Functional integrity of vascular allografts after endothelial removal.

Abstract

Several studies have indicated that antigen-presenting endothelial cells represent the primary initiator of acute arterial graft rejection, leading to decreased arterial patency rates. Patency rates dramatically increase upon endothelial removal (denudation) prior to orthotopic transplantation into antigenically disparate hosts. Although patent, the biomechanical and functional changes seen in these allograft vessels (ACI rats to Lewis rats) have not been described. The present investigation examined functional differences between these allograft arteries and normal rat femoral arteries. Moreover, endothelial removal may also alter function; thus, an autograft injury model (Lewis to Lewis) was employed to discern the differences between injury and rejection. The results indicate that denudation injury alone caused no change in the passive stress-strain curve, the muscle length at which stress was maximum (Lo), or in phenylephrine- or nitroglycerin-induced concentration-response curves.

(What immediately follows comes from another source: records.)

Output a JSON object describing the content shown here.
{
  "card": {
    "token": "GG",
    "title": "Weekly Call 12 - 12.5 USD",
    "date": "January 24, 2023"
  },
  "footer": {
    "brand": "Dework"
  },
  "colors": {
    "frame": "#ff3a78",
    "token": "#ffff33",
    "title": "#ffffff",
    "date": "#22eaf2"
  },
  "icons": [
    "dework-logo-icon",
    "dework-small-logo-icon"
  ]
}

Similarly, concentration-response curves were not affected by allograft transplantation; however, both the passive stress-strain curve and Lo values were shifted to significantly longer lengths (0.25 and 0.20 mm, respectively), suggesting an increase in arterial plasticity but not compliance. Furthermore, allografts produced significantly weaker KCl-induced contractions than did autografts (22 vs. 66% of control values, p < 0.05). Acetylcholine maximally relaxed phenylephrine-contracted arteries in the following descending order. ACI > Lewis > autograft > allograft. In conclusion, these data suggest that vascular rejection involves subendothelial tissues, is distinct from vascular injury, and that the denudation allograft transplantation model can be employed to examine this process.